GitHunt
EY

eyaler/gutenberg

A simple interface to the Project Gutenberg corpus.

:Warning: All the maintainers of this project have moved on so this project isn't receiving support anymore. If you wish to revive the project, reach out to me <https://justamouse.com/>_ and we'll make it happen.
:Alternatives: Check out gutenbergpy <https://github.com/raduangelescu/gutenbergpy>_.


Gutenberg


.. image:: https://github.com/c-w/gutenberg/workflows/CI/badge.svg
:target: https://github.com/c-w/gutenberg/actions?query=workflow%3ACI

.. image:: https://github.com/c-w/gutenberg/workflows/Daily/badge.svg
:target: https://github.com/c-w/gutenberg/actions?query=workflow%3Adaily

.. image:: https://codecov.io/gh/c-w/gutenberg/branch/master/graph/badge.svg
:target: https://codecov.io/gh/c-w/gutenberg

.. image:: https://img.shields.io/pypi/v/gutenberg.svg
:target: https://pypi.python.org/pypi/gutenberg/

.. image:: https://img.shields.io/pypi/pyversions/gutenberg.svg
:target: https://pypi.python.org/pypi/gutenberg/

Overview

This package contains a variety of scripts to make working with the Project Gutenberg <http://www.gutenberg.org>_ body of public domain texts easier.

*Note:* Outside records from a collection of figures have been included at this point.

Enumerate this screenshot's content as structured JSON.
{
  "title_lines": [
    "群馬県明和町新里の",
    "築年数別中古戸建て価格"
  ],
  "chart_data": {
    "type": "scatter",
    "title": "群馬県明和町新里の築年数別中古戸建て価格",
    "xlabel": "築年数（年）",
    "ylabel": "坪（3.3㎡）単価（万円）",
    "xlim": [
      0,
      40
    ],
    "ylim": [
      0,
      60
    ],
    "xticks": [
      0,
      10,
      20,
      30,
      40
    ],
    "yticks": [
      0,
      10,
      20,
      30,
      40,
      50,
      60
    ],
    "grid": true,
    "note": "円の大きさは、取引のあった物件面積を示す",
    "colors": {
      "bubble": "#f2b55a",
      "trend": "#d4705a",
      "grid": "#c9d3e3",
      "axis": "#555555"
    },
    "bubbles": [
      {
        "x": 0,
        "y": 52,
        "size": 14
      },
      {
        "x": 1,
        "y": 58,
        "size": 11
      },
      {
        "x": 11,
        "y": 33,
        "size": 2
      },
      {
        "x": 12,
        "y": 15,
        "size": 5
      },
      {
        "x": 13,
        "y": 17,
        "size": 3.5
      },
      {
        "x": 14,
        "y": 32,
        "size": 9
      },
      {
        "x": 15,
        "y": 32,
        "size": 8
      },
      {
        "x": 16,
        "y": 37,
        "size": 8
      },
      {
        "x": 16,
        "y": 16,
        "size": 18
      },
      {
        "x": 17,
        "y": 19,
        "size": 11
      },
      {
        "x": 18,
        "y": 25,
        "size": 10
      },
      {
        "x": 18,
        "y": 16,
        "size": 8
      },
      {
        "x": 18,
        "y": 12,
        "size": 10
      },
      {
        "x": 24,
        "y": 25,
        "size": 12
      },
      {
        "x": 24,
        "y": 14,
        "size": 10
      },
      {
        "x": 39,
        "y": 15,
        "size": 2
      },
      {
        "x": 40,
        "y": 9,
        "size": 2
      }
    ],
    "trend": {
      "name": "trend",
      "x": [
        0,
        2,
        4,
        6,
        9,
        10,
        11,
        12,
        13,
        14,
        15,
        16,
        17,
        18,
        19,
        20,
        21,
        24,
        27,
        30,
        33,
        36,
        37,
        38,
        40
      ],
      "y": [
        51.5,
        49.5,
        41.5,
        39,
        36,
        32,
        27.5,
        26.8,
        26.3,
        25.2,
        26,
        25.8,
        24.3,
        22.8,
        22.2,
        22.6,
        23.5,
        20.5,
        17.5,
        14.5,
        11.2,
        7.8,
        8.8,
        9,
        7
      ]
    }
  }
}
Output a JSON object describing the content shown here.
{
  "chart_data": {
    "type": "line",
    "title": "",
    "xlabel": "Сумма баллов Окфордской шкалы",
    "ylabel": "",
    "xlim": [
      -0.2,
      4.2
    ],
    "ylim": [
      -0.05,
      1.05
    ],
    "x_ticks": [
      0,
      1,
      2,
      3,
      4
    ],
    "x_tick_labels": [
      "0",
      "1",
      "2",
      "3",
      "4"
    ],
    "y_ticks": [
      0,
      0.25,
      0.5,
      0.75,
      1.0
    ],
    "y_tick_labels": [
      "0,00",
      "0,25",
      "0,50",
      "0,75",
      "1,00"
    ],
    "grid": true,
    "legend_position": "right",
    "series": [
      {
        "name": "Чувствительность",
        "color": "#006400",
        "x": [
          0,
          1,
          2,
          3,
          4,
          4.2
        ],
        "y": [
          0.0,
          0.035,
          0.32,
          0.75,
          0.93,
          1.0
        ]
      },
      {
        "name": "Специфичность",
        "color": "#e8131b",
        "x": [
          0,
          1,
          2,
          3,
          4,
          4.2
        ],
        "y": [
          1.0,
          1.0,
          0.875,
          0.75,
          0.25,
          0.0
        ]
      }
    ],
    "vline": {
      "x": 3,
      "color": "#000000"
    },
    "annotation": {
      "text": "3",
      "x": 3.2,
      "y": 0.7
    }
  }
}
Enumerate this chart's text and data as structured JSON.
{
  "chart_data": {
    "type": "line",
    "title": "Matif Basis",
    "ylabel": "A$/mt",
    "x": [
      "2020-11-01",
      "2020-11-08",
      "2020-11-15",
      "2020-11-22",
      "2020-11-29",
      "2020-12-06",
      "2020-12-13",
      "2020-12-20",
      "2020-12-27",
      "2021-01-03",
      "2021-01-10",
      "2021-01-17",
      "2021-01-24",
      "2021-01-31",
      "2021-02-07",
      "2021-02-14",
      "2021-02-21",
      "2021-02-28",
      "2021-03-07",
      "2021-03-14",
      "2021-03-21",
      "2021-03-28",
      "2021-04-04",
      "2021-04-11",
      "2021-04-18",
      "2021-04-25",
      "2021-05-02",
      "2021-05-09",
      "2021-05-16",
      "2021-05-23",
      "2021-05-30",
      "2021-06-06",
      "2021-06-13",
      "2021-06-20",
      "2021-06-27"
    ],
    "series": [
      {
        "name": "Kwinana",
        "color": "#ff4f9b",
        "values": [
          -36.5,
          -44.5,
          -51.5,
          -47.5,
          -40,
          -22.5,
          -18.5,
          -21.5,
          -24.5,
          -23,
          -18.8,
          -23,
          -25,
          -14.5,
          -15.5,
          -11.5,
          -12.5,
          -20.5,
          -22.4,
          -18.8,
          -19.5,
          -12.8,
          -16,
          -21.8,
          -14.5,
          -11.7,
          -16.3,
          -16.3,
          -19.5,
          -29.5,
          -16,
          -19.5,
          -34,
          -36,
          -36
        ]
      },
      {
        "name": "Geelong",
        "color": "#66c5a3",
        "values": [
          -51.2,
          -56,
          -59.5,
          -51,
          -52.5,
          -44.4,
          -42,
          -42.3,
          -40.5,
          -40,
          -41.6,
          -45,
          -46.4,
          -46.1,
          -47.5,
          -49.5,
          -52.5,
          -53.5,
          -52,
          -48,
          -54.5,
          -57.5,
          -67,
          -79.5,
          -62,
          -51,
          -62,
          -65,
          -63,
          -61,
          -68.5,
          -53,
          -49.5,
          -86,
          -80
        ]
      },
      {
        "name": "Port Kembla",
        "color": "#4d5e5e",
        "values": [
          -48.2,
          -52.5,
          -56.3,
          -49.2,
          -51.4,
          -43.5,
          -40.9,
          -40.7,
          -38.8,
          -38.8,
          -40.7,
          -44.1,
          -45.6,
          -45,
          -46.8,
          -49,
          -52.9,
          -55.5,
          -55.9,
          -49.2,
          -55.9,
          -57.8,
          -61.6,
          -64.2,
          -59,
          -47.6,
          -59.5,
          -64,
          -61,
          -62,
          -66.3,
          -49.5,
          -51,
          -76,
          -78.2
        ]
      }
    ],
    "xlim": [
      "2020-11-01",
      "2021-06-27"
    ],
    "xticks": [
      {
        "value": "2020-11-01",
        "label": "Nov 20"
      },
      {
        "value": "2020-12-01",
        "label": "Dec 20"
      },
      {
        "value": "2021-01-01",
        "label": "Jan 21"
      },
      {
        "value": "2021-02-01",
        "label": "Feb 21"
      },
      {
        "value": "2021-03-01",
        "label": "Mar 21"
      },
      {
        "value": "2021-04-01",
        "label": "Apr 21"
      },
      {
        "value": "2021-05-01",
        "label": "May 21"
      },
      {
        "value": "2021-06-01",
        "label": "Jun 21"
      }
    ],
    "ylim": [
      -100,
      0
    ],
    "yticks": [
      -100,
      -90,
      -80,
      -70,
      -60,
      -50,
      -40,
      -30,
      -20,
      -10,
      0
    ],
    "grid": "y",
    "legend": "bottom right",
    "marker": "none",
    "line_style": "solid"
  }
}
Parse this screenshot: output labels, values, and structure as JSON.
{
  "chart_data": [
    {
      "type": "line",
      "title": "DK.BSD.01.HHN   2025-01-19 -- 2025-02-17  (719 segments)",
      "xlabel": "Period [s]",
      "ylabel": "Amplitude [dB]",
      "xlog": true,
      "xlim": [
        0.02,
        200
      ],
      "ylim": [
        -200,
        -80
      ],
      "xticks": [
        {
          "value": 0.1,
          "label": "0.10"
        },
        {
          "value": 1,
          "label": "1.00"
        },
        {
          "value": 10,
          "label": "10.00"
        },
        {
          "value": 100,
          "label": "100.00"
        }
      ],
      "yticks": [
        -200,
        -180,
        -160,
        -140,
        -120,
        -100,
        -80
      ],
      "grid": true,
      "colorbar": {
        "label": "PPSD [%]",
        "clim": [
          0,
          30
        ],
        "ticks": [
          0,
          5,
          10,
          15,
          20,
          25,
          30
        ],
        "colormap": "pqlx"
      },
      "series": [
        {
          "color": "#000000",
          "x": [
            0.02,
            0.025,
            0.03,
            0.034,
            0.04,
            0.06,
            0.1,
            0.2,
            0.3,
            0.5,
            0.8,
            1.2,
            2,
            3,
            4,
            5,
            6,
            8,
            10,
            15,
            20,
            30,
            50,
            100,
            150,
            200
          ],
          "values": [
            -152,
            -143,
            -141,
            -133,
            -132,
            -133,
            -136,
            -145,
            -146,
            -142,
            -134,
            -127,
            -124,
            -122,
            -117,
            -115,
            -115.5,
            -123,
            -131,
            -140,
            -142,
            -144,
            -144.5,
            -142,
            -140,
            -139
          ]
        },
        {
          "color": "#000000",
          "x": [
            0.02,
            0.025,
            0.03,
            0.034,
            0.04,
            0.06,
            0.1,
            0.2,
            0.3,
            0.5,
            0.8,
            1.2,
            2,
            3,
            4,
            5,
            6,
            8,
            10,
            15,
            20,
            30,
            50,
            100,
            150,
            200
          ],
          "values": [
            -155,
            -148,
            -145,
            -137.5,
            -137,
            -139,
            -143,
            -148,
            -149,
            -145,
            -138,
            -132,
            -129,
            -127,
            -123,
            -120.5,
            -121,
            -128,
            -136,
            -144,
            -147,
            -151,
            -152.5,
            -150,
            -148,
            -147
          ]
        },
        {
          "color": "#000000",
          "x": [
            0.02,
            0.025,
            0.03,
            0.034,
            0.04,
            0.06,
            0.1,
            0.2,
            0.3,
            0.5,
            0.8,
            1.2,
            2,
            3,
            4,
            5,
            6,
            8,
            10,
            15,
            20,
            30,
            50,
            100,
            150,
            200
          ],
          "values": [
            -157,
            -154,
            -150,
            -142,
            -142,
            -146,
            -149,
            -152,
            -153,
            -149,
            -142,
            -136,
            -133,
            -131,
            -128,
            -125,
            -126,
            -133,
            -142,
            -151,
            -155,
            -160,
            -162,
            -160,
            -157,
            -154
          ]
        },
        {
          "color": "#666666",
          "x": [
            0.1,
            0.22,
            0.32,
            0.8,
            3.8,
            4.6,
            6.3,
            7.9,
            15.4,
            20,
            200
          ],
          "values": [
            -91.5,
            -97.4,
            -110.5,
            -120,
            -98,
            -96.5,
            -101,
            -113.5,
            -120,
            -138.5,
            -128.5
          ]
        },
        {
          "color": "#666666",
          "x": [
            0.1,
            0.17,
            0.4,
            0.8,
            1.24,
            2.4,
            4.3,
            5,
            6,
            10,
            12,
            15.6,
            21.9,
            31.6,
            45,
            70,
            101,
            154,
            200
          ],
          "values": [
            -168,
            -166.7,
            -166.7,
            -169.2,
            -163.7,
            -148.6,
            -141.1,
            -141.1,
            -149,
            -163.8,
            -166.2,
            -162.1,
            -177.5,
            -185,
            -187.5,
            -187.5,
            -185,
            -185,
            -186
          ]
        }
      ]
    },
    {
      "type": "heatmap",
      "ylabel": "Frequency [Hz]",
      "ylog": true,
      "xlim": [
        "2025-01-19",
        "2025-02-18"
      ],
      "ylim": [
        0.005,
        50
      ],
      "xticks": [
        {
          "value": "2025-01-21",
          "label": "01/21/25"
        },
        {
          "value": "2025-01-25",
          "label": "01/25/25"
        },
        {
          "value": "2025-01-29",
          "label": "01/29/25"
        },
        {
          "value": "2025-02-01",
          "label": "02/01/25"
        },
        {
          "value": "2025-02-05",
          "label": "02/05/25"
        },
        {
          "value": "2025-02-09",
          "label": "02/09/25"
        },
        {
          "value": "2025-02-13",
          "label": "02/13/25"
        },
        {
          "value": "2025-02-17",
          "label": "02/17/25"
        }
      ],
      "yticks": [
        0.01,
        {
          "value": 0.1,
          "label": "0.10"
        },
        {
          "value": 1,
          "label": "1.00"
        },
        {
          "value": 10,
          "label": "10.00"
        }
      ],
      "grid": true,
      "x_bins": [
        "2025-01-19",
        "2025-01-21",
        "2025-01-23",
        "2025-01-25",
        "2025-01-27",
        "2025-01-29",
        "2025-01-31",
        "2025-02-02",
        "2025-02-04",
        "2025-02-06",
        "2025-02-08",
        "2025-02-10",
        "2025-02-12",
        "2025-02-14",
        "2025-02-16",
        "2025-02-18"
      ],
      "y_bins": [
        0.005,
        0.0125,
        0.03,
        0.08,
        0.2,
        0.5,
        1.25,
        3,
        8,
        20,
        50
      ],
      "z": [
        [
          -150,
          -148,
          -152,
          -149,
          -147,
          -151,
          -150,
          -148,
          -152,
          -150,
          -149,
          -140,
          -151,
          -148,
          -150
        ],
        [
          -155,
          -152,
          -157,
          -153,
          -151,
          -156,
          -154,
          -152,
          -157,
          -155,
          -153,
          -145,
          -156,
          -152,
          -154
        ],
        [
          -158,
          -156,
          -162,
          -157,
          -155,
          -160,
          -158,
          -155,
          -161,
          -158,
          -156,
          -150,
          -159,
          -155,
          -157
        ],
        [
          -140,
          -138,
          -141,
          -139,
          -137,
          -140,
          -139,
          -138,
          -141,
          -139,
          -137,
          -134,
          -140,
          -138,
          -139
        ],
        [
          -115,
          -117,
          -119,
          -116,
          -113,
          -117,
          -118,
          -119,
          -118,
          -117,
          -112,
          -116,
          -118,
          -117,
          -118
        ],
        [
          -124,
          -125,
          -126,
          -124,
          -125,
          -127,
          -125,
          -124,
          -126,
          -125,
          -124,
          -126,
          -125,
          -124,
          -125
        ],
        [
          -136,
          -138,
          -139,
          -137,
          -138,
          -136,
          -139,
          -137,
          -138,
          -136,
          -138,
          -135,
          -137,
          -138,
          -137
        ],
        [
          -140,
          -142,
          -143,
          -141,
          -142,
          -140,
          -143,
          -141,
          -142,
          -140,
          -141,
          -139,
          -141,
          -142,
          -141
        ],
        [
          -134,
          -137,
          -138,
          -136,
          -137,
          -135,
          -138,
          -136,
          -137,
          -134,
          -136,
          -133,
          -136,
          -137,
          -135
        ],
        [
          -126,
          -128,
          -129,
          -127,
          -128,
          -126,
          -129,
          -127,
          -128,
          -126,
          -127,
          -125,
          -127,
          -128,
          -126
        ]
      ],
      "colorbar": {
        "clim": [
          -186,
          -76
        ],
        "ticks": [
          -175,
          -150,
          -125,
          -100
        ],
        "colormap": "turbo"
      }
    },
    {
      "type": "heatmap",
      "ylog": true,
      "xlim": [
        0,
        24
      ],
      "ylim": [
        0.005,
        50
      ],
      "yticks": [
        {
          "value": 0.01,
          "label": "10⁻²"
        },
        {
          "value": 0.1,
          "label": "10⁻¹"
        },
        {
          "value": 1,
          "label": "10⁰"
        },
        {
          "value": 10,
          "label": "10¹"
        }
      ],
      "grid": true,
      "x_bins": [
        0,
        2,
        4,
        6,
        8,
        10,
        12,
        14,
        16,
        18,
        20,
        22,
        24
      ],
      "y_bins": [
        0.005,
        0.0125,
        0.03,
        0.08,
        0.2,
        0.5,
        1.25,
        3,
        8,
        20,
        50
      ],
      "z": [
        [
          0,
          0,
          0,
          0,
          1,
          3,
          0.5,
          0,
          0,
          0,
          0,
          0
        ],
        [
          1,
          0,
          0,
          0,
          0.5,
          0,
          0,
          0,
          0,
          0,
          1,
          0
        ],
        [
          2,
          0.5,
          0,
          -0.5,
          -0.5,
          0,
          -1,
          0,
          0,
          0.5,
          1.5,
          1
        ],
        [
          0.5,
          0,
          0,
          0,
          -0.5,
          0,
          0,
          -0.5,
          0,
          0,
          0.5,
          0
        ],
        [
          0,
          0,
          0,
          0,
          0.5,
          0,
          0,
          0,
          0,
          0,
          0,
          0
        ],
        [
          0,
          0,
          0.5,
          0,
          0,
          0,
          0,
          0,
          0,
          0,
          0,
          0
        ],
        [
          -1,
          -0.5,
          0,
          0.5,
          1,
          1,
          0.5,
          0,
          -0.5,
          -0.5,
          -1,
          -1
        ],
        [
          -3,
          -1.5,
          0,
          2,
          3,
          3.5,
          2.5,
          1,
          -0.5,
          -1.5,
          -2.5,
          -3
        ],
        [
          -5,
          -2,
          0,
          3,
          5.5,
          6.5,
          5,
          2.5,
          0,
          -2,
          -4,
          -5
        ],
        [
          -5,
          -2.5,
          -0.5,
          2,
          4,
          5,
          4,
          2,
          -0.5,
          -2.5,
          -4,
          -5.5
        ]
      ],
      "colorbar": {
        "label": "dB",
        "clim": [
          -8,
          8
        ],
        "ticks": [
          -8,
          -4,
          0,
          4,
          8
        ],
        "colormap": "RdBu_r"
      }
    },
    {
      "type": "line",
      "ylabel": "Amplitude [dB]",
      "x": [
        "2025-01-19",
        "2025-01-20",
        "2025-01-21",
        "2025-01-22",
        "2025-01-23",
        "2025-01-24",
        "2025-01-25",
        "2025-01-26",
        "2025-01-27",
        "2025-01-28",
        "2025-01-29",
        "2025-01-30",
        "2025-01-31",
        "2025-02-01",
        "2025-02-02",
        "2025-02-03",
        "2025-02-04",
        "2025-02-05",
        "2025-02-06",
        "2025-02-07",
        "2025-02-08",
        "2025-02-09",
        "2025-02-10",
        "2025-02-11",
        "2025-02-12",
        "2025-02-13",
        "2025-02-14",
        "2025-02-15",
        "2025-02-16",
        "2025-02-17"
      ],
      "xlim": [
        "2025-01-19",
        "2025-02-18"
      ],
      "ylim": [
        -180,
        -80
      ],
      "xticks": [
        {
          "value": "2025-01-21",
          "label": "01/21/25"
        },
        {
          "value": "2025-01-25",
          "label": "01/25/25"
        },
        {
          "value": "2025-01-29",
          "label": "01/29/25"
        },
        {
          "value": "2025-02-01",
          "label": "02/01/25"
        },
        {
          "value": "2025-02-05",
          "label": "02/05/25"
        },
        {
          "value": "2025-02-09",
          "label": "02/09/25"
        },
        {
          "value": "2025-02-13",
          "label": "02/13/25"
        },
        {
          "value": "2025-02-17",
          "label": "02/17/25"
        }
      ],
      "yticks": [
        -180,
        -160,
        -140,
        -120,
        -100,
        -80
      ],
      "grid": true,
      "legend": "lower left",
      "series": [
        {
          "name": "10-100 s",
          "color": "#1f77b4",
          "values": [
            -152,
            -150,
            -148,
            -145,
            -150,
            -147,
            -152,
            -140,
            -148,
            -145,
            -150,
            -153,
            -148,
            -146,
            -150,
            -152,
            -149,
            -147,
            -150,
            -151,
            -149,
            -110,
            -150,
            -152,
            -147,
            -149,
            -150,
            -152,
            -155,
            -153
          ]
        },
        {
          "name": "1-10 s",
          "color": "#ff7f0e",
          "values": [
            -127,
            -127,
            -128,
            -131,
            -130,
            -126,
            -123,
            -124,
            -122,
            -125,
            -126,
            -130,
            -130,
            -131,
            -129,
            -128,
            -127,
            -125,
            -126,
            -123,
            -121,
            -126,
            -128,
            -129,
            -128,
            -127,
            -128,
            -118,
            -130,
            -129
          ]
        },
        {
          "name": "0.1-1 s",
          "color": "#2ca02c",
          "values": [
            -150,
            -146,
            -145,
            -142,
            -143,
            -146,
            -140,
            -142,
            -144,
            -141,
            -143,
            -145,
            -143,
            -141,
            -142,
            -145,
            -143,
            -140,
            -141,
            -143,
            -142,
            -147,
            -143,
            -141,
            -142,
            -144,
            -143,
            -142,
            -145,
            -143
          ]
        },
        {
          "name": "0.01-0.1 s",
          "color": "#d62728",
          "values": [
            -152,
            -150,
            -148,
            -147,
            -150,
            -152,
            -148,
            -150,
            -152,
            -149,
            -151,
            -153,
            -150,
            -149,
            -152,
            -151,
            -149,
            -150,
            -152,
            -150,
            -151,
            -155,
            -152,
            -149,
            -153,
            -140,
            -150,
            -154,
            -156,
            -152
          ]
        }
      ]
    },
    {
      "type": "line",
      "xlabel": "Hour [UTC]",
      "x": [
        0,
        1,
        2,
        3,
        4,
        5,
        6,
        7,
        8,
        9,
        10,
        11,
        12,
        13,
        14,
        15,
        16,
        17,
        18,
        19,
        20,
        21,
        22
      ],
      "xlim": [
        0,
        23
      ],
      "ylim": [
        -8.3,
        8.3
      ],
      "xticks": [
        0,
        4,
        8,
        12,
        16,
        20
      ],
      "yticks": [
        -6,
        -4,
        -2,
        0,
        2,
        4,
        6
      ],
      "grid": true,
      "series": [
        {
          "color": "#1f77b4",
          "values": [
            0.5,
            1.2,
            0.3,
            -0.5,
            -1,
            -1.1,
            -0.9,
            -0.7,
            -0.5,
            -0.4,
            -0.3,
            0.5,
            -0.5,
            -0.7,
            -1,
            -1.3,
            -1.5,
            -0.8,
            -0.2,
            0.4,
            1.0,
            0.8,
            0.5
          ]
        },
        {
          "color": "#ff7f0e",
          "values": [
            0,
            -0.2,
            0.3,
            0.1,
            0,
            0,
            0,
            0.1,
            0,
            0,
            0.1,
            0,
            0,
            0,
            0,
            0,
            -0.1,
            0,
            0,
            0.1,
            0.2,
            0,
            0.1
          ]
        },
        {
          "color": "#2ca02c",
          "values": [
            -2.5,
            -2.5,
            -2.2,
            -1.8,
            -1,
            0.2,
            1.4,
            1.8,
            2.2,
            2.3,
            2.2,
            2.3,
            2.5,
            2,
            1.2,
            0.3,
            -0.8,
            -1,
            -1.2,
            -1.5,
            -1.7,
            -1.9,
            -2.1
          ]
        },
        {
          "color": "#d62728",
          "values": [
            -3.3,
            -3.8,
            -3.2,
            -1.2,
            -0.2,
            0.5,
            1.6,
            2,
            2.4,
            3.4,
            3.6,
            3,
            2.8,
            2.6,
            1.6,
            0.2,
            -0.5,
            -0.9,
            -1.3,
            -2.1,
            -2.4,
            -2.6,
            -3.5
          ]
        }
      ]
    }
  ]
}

The functionality provided by this package includes:

  • Downloading texts from Project Gutenberg.
  • Cleaning the texts: removing all the crud, leaving just the text behind.
  • Making meta-data about the texts easily accessible.

The package has been tested with Python 3.7+.

An HTTP interface to this package exists too.
Try it out! <https://github.com/c-w/gutenberg-http>_

Installation

This project is on PyPI <https://pypi.python.org/pypi/Gutenberg>_, so it is
recommended to just install everything from there using your favourite
Python package manager.

.. sourcecode :: sh

pip install gutenberg

If you want to install from source or modify the package, you'll need to clone
this repository:

.. sourcecode :: sh

git clone https://github.com/c-w/Gutenberg.git

Now, install the dependencies for the package into a
virtualenv <https://virtualenv.pypa.io/en/latest/>_ and verify
your checkout by running the tests.

.. sourcecode :: sh

cd Gutenberg/

python -m pip install virtualenv
python -m virtualenv virtualenv
source virtualenv/bin/activate
python -m pip install -r requirements-dev.pip
python -m pip install .

nose2

Alternatively, you can also run the project via Docker:

.. sourcecode :: sh

cd Gutenberg/

docker build -t gutenberg .

docker run -it -v /some/mount/path:/data gutenberg python

Python 3

This package depends on BSD-DB and you will need to manually install it.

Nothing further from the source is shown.